Bisk orang-orang di sana kian membuat gadis itu bersemangat. Diikatnya asal helaian rambutnya tinggi hingga menunjukkan leher jenjangnya, kemudian ia berjalan anggun melewati semua orang.
"Kau selalu sempurna, Aurora," batin gadis itu yang berjalan penuh percaya diri memasuki kampus tempat kekasihnya bertanding.
Tak ada yang tak menatapnya kala ia berjalan, bahkan beberapa mulut terlihat menganga melihat kecantikannya. Gadis berusia 22 tahun bernama Aurora Jovanka yang merupakan mahasiswa semester akhir kampus sebelah, kali ini benar-benar menjadi pusat perhatian.
"Ah, maaf, boleh aku bertanya?" Aurora menghentikan langkahnya saat menyadari aura berbeda dari seorang pemuda yang berjalan berlawanan arah dengannya. Ia melihat bahwa pemuda itu telah melihatnya sebelumnya namun ia tak menunjukkan ekspresi apapun.
Pemuda yang tak lain adalah Ken, hanya menatapnya datar bahkan seolah tak berniat mendengarkan.
"Di mana tempat pertandingan basket persahabatannya? Aku dari kampus sebelah dan datang untuk menyemangati pacarku," ucap Aurora dengan ekspresi dibuat-buat. Mungkin jika orang lain akan terpesona dan memuja betapa imutnya ia sekarang. Namun kali ini Ken Arkanza lah yang ia hadapi dan terpesona adalah hal yang tak akan pernah terjadi.
Ken hanya menunjuk ke belakang punggungnya menggunakan ibu jarinya yang terbalik kemudian kembali melanjutkan langkahnya.
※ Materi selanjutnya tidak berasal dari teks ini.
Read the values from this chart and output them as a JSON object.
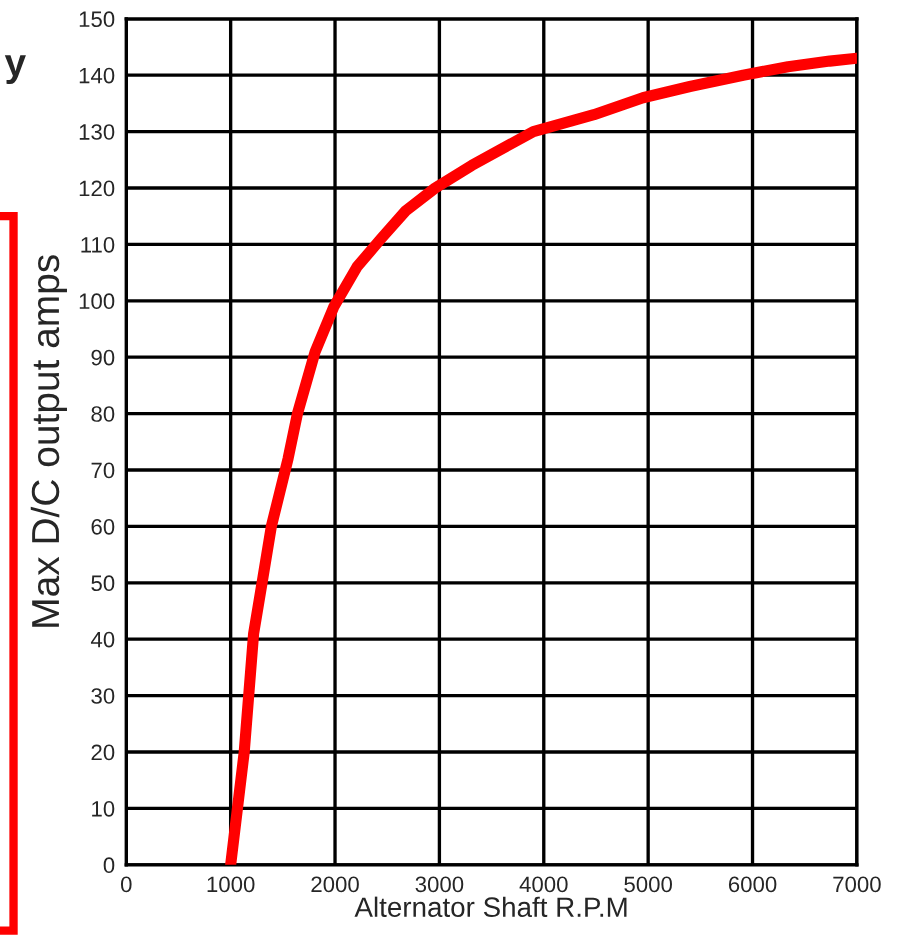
{
  "chart_data": {
    "type": "line",
    "xlabel": "Alternator Shaft R.P.M",
    "ylabel": "Max D/C output amps",
    "annotations": [
      "y"
    ],
    "series": [
      {
        "color": "#ff0000",
        "x": [
          1000,
          1130,
          1220,
          1310,
          1390,
          1550,
          1640,
          1810,
          1990,
          2210,
          2440,
          2680,
          2960,
          3310,
          3900,
          4480,
          4950,
          5400,
          5910,
          6340,
          6740,
          7000
        ],
        "values": [
          0,
          20,
          41,
          51,
          60,
          72,
          80,
          91,
          99,
          106,
          111,
          116,
          120,
          124,
          130,
          133,
          136,
          138,
          140,
          141.5,
          142.5,
          143
        ]
      }
    ],
    "xlim": [
      0,
      7000
    ],
    "xticks": [
      0,
      1000,
      2000,
      3000,
      4000,
      5000,
      6000,
      7000
    ],
    "ylim": [
      0,
      150
    ],
    "yticks": [
      0,
      10,
      20,
      30,
      40,
      50,
      60,
      70,
      80,
      90,
      100,
      110,
      120,
      130,
      140,
      150
    ],
    "grid": true,
    "marker": "none",
    "line_style": "solid"
  }
}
Perempatan siku muncul di kepala Aurora. Ia segera meraih tangan Ken dan menahannya. "Aku tidak tahu, maukah kau mengantarku?" pintanya dengan wajah kembali dibuat sok imut.
Mata Ken melebar menatap pergelangan tangannya yang dipegang Aurora. Dengan kasar ditepisnya tangan Aurora hingga membuatnya terkejut. Dan tanpa mengatakan apapun, Ken kembali hendak melangkah sampai suara Zio menghentikannya.
"Oi … Ken! Tunggu aku!"
Ken menoleh dan mendapati Zio berlari terengah mengejarnya.
"Hah … hah … kau ini, bukankah sudah kubilang tunggu aku?" Zio mencoba menetralkan deru nafasnya dan mencegah Ken kembali berjalan meninggalkannya. Terlalu sibuk mengambil nafas, Zio sampai tak menyadari bahwa Aurora masih berdiri di sana.
"Ah, ma-- maaf."
Suara Aurora yang lembut menyadarkan Zio. Ia segera menoleh dan terdiam selama beberapa saat saat pandangannya bertemu dengan mata Aurora.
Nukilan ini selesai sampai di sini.